Ah – endlich hat sich das Traumteam Meat Loaf und Jim Steinman wieder zusammengetan. Das sorgt natürlich schon für Vorfreude. Schließlich haben die beiden zusammen das großartige „Bat Out Of Hell“-Album und sein fast genauso legendäres Sequel von 1992 produziert. Ein Blick auf die Tracklist offenbart dann schon einige bekannte Songtitel, unter anderem das von den Sisters Of Mercy bekannte ‚More‘ und die epische Ballade ‚Loving You’s A Dirty Job‘, die bereits in den 1980ern ein Hit für Bonnie Tyler und Todd Rundgren war. Leider relativiert sich besagte Vorfreude recht schnell, wenn man die CD tatsächlich einlegt.

Der Opener ‚Who Needs The Young‘ erinnert in den ersten Minuten eher an Danny Elfman-Soundtracks als an ein Rock-Album – nun ja, Steinman und Meat Loaf waren ja schon immer sehr Musical-affin. Aber schon nach wenigen Sekunden fragt man sich unweigerlich: was zum Teufel ist das? Statt kraftvoller Power-Vocals hört man zittriges, tonal unsicheres und timingmäßig völlig danebenliegendes Gestammel, Gebrummel und Genuschel. Das soll Meat Loaf sein? Nun, wer die Karriere des Herrn ein wenig mitverfolgt hat, weiß vermutlich längst, daß Meat seit Jahren live nicht mehr in der Lage ist, auch nur einen richtigen Ton zu treffen (man google „Meat Loaf Sydney 2011″). Auf den letzten beiden Studioalben hat man das mit Hilfe der Technik noch ziemlich ordentlich hingebogen, aber anno 2016 ist von der einstigen Götterstimme nun endlich gar nichts mehr übrig. Selbst wenn man das Alter des Herrn berücksichtigt, Gesang kann man das definitiv nicht mehr nennen, was Meat hier von sich gibt.

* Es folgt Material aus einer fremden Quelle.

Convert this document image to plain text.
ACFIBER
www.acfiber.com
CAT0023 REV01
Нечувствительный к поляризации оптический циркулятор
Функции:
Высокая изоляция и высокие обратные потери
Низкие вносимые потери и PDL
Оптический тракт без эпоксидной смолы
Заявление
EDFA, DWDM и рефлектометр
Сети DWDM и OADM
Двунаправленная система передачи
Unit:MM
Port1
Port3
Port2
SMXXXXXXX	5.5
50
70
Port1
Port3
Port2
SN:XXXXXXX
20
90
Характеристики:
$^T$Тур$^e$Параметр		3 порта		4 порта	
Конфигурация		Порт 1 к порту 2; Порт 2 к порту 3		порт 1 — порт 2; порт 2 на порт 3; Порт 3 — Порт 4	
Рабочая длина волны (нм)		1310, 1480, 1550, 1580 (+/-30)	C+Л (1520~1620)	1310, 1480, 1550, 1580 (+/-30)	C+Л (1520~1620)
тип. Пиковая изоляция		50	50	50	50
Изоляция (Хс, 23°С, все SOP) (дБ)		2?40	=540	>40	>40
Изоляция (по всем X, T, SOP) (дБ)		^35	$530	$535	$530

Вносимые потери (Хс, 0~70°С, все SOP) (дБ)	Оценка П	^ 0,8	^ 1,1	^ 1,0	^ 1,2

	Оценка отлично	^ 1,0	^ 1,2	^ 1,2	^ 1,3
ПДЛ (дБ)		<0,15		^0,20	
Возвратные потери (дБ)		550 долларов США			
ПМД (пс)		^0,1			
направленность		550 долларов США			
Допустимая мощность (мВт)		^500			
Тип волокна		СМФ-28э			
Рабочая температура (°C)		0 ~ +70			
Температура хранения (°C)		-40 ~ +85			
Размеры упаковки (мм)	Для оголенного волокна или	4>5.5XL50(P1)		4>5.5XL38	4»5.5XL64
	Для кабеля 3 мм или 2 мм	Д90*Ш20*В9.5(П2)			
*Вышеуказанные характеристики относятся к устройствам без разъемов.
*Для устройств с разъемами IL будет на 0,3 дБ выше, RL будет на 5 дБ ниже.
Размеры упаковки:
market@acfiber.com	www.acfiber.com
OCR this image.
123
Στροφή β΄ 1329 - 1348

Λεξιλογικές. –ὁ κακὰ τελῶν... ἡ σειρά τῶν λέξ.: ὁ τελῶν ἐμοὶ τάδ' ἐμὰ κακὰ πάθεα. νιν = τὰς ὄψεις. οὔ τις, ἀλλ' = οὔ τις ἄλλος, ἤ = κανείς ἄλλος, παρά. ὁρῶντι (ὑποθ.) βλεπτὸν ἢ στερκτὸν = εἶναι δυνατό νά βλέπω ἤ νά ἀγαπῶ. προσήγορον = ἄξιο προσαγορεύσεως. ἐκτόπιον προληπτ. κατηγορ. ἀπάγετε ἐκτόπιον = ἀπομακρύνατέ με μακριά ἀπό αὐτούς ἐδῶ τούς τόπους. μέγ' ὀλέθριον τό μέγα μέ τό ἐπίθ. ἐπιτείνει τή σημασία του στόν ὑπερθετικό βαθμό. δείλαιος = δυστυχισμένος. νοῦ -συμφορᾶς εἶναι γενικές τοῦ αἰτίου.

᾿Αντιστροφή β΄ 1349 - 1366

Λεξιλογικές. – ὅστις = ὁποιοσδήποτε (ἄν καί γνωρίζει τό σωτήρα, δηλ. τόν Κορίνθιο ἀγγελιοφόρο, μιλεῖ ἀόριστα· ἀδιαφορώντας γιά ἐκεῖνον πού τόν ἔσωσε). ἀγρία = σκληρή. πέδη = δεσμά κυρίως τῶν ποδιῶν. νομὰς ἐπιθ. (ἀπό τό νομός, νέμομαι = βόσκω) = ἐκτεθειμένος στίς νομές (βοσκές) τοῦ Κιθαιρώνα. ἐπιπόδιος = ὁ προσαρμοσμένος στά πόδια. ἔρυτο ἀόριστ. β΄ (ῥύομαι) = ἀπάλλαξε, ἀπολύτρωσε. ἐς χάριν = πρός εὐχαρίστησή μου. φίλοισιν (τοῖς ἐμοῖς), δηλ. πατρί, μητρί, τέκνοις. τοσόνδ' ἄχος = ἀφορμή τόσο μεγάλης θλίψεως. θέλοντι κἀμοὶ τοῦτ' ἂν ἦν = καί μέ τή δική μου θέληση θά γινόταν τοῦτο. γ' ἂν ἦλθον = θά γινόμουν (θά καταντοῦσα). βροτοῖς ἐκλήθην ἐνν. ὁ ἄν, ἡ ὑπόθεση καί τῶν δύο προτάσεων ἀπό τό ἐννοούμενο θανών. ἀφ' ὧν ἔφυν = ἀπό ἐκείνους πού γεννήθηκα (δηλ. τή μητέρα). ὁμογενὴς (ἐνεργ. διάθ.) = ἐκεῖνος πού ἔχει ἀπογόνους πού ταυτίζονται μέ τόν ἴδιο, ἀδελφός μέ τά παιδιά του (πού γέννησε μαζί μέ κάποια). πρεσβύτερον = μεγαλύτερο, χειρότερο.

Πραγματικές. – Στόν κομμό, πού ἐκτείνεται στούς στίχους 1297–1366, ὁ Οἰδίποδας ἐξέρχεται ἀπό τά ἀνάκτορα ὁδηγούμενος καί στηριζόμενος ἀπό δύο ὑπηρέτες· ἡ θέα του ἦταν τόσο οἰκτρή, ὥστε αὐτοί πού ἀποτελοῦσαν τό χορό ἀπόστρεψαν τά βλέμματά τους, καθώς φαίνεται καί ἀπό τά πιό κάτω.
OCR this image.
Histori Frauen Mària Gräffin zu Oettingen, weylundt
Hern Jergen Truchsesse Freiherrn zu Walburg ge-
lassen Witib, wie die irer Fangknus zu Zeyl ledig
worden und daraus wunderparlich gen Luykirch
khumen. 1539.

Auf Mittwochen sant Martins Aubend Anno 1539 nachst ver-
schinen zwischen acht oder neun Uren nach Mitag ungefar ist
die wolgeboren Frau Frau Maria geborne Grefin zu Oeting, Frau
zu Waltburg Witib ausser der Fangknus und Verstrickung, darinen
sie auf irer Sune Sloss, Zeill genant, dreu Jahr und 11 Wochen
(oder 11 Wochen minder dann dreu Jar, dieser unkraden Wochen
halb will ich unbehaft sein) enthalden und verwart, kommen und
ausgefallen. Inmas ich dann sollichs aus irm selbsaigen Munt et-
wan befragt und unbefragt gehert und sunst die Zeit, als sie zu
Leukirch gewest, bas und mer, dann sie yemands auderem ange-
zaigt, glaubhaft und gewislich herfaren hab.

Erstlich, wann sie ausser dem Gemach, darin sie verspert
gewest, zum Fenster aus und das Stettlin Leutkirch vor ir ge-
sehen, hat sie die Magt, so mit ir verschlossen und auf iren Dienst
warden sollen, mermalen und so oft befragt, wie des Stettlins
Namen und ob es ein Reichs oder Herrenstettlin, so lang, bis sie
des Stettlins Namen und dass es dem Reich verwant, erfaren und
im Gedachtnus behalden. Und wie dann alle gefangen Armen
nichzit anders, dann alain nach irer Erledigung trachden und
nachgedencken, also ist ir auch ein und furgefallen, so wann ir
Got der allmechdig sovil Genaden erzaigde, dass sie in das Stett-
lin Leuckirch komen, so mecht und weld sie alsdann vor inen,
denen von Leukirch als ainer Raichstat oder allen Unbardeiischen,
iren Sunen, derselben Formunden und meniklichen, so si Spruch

Dagegen sind (ebenfalls altersbedingt stimmlich angeschlagene) Kollegen wie David Coverdale, Fish und Paul Stanley selbst an ihren schlechtesten Tagen nach wie vor wahre Götter. Das hier bewegt sich nur mehr auf dem Niveau eines betrunkenen Kneipen-Gröhlers. Noch elender wird’s beim nachfolgenden, rockigeren Epos ‚Going All The Way Is Just The Start‘, bei dem Meat tatsächlich exakt klingt wie Mr. Burns von den Simpsons. Umso armseliger wirkt das, weil bei diesem Song mit Ellen Foley und Karla DeVito Meats alte Duettpartnerinnen aus „Bat Out Of Hell“-Tagen mit nach wie vor kraftvollen und charismatischen Stimmen mitwirken. Man weiß nicht, ob man aufgrund der gesanglichen „Leistung“ Meats lachen oder weinen soll – da hierfür aber ernsthaft Geld verlangt wird, könnte aber alternativ auch ein gewisses Aggressionspotenzial aufkommen.

Daß noch dazu die Produktion flach, kraftlos und matschig ausgefallen ist und die Songs teils zu Recht in den Siebzigern in Steinmans Schublade geblieben waren, verkommt dabei zur Randnotiz. Selten fiel es mir schwerer, ein Album dreimal durchlaufen zu lassen, in der Hoffnung, doch noch etwas Positives zu finden. „Braver Than We Are“ ist bereits jenseits von Selbstdemontage – das hier ist eine Frechheit, die eigentlich nie hätte veröffentlicht werden dürfen. Aber – und das ist die Pointe dieser Realsatire! – die Scheibe ist tatsächlich in Deutschland auf Platz 7 in die Charts eingestiegen. Ein endgültiger Beweis dafür, daß man der in die Jahre gekommenen Classic Rock-Klientel mittlerweile echt jeden noch so miesen Schwampf andrehen kann.